Abstract for presentation (Poster or Podium) with a Paper in the Conference Proceedings
Infrastructure Systems
Sushil Bhatta
Graduate Research Assistant
The University of Texas at Arlington
Arlington, TX, United States
Mohsen Shahandashti, Ph.D., P.E.
Associate Professor
The University of Texas at Arlington
Arlington, Texas, United States
Ahmad Bani Hani, PhD
Postdoctoral Associate
Civil Engineering Department - UT Arlington
Arlington, TX, United States
Sushil Bhatta
The University of Texas at Arlington
Arlington, Texas, United States
Physics-based predictive models for rainfall-induced slope failures consider slope geometry, soil type and properties, and precipitation to assess the susceptibility of slopes to failure. However, these models do not account for the impact of land cover (e.g., retaining structures, vegetation, wetlands, and water bodies) on slope failure susceptibility.

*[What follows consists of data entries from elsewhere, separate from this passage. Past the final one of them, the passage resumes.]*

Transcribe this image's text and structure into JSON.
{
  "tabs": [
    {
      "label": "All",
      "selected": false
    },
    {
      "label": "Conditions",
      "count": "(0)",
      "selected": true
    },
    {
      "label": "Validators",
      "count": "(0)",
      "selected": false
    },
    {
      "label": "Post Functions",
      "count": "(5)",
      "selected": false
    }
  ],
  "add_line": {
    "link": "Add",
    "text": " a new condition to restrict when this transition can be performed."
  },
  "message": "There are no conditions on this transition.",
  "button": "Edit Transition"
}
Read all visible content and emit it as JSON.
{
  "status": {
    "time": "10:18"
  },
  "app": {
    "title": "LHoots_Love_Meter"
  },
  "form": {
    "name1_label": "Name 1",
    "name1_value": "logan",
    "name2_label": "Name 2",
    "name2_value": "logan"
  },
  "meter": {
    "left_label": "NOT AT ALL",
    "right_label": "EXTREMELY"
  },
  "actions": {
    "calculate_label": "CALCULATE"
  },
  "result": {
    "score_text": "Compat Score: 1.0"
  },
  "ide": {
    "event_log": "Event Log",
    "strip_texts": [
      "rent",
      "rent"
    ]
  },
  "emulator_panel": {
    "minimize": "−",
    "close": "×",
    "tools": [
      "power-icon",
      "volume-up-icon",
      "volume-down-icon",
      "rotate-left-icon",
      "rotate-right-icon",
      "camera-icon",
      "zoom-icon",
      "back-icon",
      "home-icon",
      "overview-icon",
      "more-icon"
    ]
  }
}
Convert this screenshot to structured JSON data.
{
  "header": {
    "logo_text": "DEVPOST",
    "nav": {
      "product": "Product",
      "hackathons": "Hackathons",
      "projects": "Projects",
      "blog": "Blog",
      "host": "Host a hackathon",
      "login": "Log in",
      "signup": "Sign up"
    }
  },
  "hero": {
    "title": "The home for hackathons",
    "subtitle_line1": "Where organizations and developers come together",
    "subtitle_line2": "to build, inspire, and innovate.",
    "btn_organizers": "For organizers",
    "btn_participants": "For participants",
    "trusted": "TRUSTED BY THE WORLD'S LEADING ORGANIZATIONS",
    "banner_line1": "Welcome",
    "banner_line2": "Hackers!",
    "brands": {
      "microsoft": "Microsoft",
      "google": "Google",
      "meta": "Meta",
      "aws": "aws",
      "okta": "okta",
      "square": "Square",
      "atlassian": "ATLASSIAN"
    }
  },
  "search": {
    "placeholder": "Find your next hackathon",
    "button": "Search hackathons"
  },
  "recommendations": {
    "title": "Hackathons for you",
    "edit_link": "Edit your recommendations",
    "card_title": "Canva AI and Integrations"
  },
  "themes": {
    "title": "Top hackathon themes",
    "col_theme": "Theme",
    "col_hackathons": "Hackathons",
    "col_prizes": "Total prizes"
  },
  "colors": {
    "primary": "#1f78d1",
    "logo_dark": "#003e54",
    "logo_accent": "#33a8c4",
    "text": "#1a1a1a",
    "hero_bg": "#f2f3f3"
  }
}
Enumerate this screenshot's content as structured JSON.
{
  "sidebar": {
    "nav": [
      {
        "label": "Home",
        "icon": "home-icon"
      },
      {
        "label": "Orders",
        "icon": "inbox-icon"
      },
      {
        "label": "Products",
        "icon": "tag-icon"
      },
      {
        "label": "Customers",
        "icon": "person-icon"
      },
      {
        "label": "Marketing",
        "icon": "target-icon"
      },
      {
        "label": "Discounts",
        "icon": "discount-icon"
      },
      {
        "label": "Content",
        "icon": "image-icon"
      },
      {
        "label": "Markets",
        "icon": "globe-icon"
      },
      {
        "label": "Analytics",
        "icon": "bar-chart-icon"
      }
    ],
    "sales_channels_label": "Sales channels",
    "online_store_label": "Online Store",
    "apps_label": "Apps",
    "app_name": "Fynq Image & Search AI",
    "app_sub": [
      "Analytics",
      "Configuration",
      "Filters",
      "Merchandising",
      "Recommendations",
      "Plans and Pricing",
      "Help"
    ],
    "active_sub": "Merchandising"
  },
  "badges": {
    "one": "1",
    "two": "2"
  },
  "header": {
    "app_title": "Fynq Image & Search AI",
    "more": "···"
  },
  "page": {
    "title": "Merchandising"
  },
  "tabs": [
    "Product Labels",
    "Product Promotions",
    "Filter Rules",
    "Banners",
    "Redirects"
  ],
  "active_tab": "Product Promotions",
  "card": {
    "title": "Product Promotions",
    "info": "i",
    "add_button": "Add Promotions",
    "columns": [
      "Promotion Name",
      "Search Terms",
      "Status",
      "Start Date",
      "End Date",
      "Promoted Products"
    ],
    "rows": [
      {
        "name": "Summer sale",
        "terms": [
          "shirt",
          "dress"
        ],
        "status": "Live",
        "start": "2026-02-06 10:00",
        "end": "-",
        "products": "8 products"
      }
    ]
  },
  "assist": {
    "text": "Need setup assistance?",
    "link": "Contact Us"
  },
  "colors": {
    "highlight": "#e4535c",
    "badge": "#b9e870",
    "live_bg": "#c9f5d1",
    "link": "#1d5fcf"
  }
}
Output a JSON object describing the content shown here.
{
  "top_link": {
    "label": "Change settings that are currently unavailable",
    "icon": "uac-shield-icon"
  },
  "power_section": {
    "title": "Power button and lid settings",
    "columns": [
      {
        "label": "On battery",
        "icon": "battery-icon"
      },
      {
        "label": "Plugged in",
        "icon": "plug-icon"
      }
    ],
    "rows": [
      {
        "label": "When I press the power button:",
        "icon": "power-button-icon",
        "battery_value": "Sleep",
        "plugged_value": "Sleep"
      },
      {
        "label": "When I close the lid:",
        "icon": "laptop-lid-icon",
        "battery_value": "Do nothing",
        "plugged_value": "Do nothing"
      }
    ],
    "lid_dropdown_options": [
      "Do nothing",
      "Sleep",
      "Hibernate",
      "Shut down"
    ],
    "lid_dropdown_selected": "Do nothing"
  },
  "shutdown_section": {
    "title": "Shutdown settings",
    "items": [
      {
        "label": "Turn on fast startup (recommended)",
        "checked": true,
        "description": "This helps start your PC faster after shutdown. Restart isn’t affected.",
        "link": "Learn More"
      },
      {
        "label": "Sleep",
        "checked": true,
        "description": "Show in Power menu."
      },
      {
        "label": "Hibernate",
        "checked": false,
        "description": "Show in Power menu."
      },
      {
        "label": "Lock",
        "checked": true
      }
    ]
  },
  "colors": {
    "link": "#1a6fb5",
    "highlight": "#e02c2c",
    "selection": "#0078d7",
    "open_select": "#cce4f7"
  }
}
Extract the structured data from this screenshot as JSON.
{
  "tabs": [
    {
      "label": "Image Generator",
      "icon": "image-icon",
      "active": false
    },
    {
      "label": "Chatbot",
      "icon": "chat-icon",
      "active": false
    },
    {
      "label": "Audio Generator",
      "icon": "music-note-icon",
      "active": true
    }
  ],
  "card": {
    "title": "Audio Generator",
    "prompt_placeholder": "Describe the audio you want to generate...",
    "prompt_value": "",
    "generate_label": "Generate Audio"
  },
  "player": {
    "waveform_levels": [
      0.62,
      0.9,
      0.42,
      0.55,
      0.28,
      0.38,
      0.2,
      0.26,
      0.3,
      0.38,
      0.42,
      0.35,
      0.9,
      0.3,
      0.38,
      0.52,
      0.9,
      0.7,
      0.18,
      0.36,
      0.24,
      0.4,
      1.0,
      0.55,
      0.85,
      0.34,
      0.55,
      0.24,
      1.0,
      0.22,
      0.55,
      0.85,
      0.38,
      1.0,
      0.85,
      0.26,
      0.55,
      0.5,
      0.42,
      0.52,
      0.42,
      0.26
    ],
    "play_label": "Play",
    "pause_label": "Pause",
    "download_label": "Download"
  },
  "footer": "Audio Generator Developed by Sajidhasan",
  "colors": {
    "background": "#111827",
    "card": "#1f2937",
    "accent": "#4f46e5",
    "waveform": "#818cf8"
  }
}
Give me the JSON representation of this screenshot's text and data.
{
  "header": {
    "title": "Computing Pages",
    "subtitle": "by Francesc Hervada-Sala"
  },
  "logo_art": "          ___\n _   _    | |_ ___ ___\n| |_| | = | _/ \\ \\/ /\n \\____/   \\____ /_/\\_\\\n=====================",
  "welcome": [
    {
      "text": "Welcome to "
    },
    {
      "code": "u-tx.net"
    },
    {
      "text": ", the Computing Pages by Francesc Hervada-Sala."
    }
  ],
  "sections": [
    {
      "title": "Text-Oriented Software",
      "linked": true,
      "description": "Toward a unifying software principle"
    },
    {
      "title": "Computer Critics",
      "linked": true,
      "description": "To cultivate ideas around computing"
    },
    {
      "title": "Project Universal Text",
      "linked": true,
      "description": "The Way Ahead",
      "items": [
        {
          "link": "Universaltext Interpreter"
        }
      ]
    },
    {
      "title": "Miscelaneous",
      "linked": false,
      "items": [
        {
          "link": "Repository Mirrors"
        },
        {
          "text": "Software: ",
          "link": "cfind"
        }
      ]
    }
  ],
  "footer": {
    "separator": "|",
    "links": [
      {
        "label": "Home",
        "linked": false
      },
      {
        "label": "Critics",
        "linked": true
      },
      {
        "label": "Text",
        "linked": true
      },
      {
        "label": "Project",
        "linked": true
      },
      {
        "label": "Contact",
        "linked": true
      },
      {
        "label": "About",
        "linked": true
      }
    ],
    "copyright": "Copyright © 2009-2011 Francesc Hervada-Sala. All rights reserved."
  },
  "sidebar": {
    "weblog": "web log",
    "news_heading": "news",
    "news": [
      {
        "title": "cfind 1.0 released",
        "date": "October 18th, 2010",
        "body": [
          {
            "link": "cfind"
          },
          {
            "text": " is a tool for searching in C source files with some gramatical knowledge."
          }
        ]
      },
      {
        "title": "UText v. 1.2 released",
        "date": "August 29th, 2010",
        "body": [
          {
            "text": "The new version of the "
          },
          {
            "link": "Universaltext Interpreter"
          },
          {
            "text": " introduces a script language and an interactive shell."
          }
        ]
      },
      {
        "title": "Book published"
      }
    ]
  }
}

The presence of retaining structures and vegetation can improve slope stability, while exposure of slope to water bodies can adversely degrade slope stability. Existing data sources, such as the US Department of Agriculture (USDA) and Texas Natural Resources Information System (TNRIS) databases lack sufficient land cover information, making it challenging to derive the necessary data. The objective of this research is to develop a satellite and street imagery-informed calibration method and integrate it with physics-based models to incorporate the effects of land cover on slope stability. The methodology comprises creating a formal workflow for collecting images along highway corridors through high-resolution satellite and street images, classifying the condition of land cover through assessment of these images, and developing the polygon feature layer representing the extent of different land covers. This method is integrated with the existing physics-based model by transforming the polygon feature layer into a raster file and conducting a raster overlay analysis of the slope failure susceptibility maps to update the susceptibility levels of slopes. This integration method was implemented along the highway corridors in the Houston District, Texas. Over 10,000 slope assessments were calibrated utilizing satellite and street imagery to identify instances of water-eroded and mechanically stabilized slopes. Consequently, the susceptibility levels in these locations were adjusted to account for the impact of the observed land cover conditions. This integration method enhances the accuracy of slope failure susceptibility maps, enabling transportation agencies to identify critical slope segments and plan proactive slope maintenance initiatives more effectively.